At this time of year in California, the jacaranda trees are blooming. On some streets, there is a canopy of purple above and a blanket of purple blossoms on the pavement below. Jasmine is also blooming; the soft perfume lingers in the air. If I didn't have a calendar, I would still know that this anniversary was upon us. Jacaranda and jasmine will always be the background palette of that time.
As similar as my experience is to anyone else's who has lost a parent, it is also different because my family lived in the public eye. Because the country grieved along with us when my father died. Because tomorrow at the Reagan Library, when my mother and I go to put white roses on my father's grave, there will be more people than usual there, all of them marking the occasion, too.
It seems valuable, I think, in these thorny political times, to remember why so many people mourned so deeply when Ronald Reagan died. It had nothing to do with politics, but rather with the quality of his character. It had to do with his goodness, his dignityqualities that we as a nation are hungry for. We know we need leadership, but we also know we need compassion.
(Excerpt) Read more at newsweek.com ...
The quality of Reagan’s character infused everything he did. Well said by his daughter.
He died on June 5, 2004....today’s date. I know because my dad died a few hours later.....6-5-04
nice that she has made peace with her relationship with Magnus but I can pass on the rest of it
Both of Nancy's progeny were lefty cry babies, I doubt either of them voted for Dad.
“.....remember why so many people mourned so deeply when Ronald Reagan died. It had nothing to do with politics, but rather with the quality of his character.”
Liar.
Actually, I think there is truth to what she said.
Let’s not trash Patti’s memory of her Dad. We might not agree with her politics, but she’s made peace with her father and her relationship with him.
Let’s give her that at least, can’t we?
“Character is a journey.” -Bill Clinton
Sounds like she's admitting her faults...I can give her some credit for this.
Patti, it’s hard to buy into anything you or ronnie say. Please buy two copies of ‘The Living Years’.
At Ronald Reagan’s funeral, if all of his accomplishments were to be forgotten, then it brought a tear of disbelief and joy to my (then) 28 year old eye.
I was a kid when Reagan was president. His inauguration is my earliest childhood television memory. His accomplishments went largely missed by my child intellect.
But at his funeral, Margaret Thatcher and Mikhail Gorbachev sat next to one another.
_sat next to one another_
That is the most incredible time in my life as an american. Proud of who a president was and what he did at a time in my life when I didn’t understand what he was doing, or who he was. Before I took on any political opinion, I knew that this man through courage and determination brought the world’s superpowers together, so much so that they chose to sit next to one another at his funeral.

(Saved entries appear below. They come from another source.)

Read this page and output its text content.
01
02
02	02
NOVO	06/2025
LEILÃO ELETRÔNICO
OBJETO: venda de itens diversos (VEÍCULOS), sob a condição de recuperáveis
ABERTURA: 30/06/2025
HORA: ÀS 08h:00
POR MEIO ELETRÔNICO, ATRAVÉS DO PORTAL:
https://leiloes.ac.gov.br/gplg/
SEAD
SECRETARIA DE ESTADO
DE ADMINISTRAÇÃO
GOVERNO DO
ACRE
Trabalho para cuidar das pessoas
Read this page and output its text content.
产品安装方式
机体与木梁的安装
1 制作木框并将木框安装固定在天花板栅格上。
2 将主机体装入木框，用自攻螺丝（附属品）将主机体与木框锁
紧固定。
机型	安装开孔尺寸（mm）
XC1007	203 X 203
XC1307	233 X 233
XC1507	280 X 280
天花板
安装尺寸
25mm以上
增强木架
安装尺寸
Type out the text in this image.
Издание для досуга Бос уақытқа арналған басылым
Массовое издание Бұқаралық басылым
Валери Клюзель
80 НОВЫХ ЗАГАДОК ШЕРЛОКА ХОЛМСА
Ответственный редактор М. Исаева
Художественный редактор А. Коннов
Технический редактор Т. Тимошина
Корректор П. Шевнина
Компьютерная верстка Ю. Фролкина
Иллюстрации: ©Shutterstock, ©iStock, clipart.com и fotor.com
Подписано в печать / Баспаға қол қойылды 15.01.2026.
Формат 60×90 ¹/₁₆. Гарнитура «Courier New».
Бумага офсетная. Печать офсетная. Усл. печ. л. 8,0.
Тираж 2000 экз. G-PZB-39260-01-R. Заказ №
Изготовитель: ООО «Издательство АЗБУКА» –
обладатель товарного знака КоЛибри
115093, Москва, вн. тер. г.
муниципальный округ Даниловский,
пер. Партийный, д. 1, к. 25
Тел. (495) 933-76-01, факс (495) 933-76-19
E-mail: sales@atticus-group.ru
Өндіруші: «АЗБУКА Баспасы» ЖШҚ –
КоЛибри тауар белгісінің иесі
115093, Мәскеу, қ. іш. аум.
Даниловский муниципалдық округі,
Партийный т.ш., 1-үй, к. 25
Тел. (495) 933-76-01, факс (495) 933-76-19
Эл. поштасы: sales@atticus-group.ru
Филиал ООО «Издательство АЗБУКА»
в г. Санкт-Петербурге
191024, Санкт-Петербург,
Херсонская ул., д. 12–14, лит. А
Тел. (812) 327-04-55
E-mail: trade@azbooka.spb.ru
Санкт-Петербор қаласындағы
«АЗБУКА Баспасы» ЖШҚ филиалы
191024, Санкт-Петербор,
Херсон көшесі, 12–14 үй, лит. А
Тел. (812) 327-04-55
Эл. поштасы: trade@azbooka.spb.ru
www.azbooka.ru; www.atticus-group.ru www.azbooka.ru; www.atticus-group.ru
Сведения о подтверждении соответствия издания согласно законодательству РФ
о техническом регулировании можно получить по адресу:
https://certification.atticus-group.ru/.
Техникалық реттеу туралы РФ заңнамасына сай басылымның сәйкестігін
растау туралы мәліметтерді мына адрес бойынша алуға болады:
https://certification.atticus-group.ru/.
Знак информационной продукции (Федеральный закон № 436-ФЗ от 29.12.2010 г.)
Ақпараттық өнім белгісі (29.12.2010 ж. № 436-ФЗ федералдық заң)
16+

Truly, one of the most incredible moments in history.
And the Klintons were sleeping in the front row.
Both.
But that is, of course, not what she said.
She said his politics had “NOTHING” to do with it.
RR’s intimates certainly mourned him for the person that he was, but she is saying that his politics had “nothing” to do with why the rest of America mourned his passing.
She is the one who is injecting her leftist point of view here, and she is clearly wrong.
My momma died the day before. : (
Anyone have a “The Best” DVD recommendation in re. Reagan’s funeral, memorial activities?
This moved me and I’m happy to see Patti finally come to understand her father. One thing that she says in the article is that she didn’t know anyone without regrets about their parents. I do, I am one of them. One reason that she doesn’t is because she never understood the commandment to Honor her mother and father. I do, and I did, and when I lost my parents I could grieve purely, without the regrets and shame of dishonoring them. With all my faults, and theirs, the parents that I grieve were the parents that gave me the tools that I needed to get through it. I’m surely blessed.
Just goes to show who had the vision and who didn't, who was right and who was wrong.